Jakarta - Indonesia telah memasuki fase ageing population atau peningkatan jumlah penduduk lanjut usia. Fenomena ini dinilai dapat menjadi bonus demografi kedua dalam menyongsong Indonesia Emas 2045.
Lansia Bukan Beban, Melainkan Aset Bangsa
Menteri Sosial Saifullah Yusuf, yang akrab disapa Gus Ipul, menegaskan bahwa lansia bukanlah beban pembangunan, melainkan aset bangsa yang berharga. "Lansia bukan beban pembangunan, melainkan bagian penting dari masyarakat yang harus dijaga, dilindungi, dan diberdayakan," ujarnya dalam keterangan tertulis pada Senin, 29 Mei 2026.
Berdasarkan data Badan Pusat Statistik (BPS), jumlah penduduk lansia di Indonesia diperkirakan mencapai 65,82 juta jiwa atau 20,31 persen dari total populasi pada tahun 2045. Di saat yang sama, usia harapan hidup masyarakat Indonesia juga terus meningkat, dari sekitar 70 tahun pada 2015 menjadi 72 tahun pada 2024, berdasarkan data Susenas 2024.
Kondisi ini menjadi perhatian penting pemerintah dalam momentum Hari Lanjut Usia Nasional (HLUN) 2026. Apabila penduduk lansia dapat menjaga kesehatan dan tetap produktif, Indonesia berpotensi meraih bonus demografi kedua. Dalam hal ini, lansia tidak hanya menjadi beban, tetapi juga pendorong pembangunan menuju Indonesia Emas 2045. "Peringatan Hari Lanjut Usia Nasional menjadi momentum penting untuk meneguhkan komitmen bersama dalam memuliakan para lansia," kata Gus Ipul.
Rangkaian Kegiatan Hari Lanjut Usia Nasional 2026
Hari Lanjut Usia Nasional (HLUN) diperingati setiap 29 Mei sebagai bentuk penghormatan dan apresiasi negara, serta momentum untuk menghargai semangat, pengabdian, dan kontribusi para lansia dalam perjuangan kemerdekaan, pembangunan, hingga kemajuan bangsa.
Mengusung tema 'Lansia Tangguh Indonesia Tumbuh', dalam peringatan HLUN 2026, Kementerian Sosial mengajak masyarakat untuk mengingat bahwa pembangunan manusia tidak hanya berhenti pada usia produktif, melainkan memastikan setiap orang, termasuk lansia, tetap dihormati, dilindungi, dan diberdayakan sepanjang hidupnya.
Kementerian Sosial menghadirkan sejumlah layanan gratis dalam rangkaian acara peringatan HLUN 2026. Layanan tersebut meliputi:
- Operasi katarak gratis
- Pemeriksaan kesehatan gratis
- Layanan fisioterapi
- Penyaluran Bantuan ATENSI
- Pemberian alat bantu dan sarana kamar
- Pemenuhan hak sipil
- Program kewirausahaan bagi lansia
Puncak peringatan HLUN 2026 yang digelar di Nusa Tenggara Timur juga mengedepankan prinsip sederhana dan berdampak langsung bagi masyarakat, tanpa berfokus pada seremoni besar.
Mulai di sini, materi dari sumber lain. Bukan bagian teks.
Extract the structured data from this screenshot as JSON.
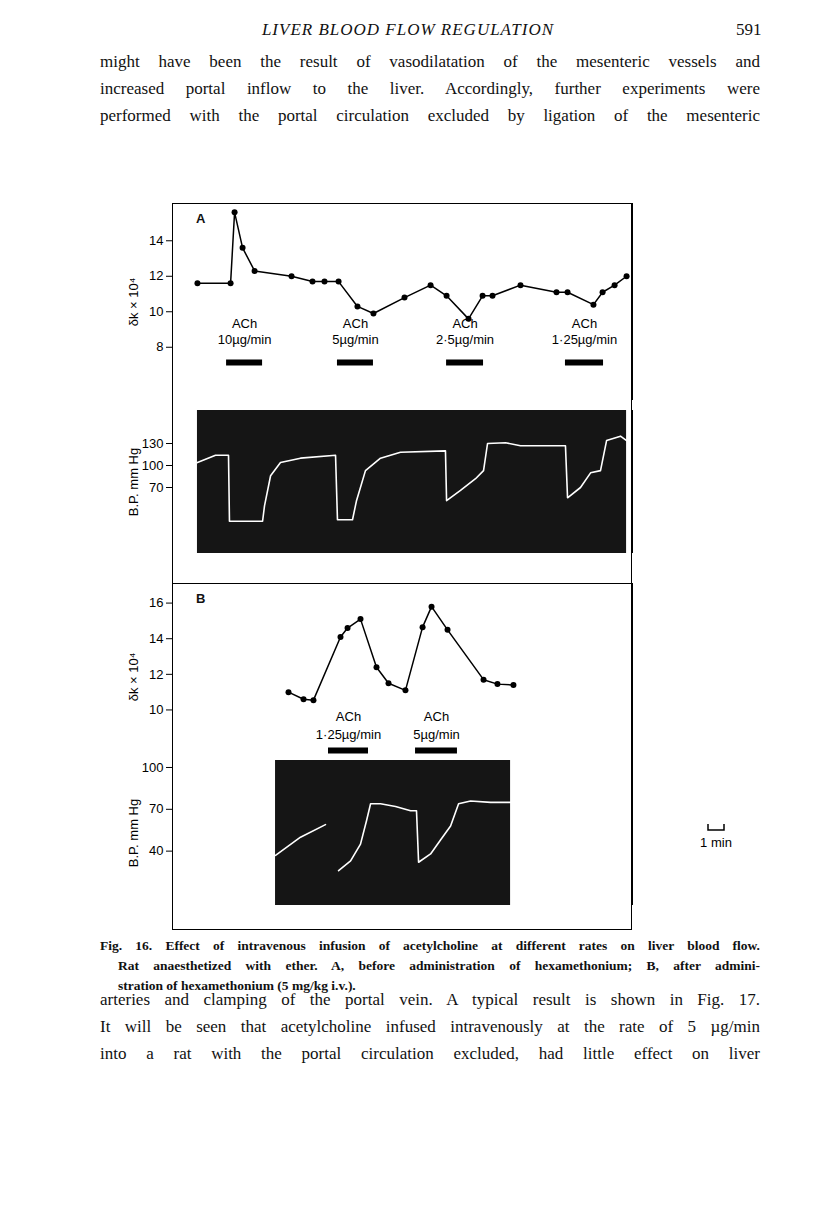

HLUN 2026 dilaksanakan melalui kolaborasi lintas sektor dengan melibatkan masyarakat, dunia usaha, akademisi, hingga organisasi keagamaan.
Kegiatan HLUN 2026 diprioritaskan di wilayah dengan jumlah lansia miskin tinggi, daerah tertinggal, terdepan, dan terluar (3T), serta kawasan urban rentan dengan banyak lansia yang hidup sendiri. HLUN 2026 diselenggarakan di hampir seluruh kabupaten dan kota di Provinsi Nusa Tenggara Timur serta seluruh wilayah Indonesia.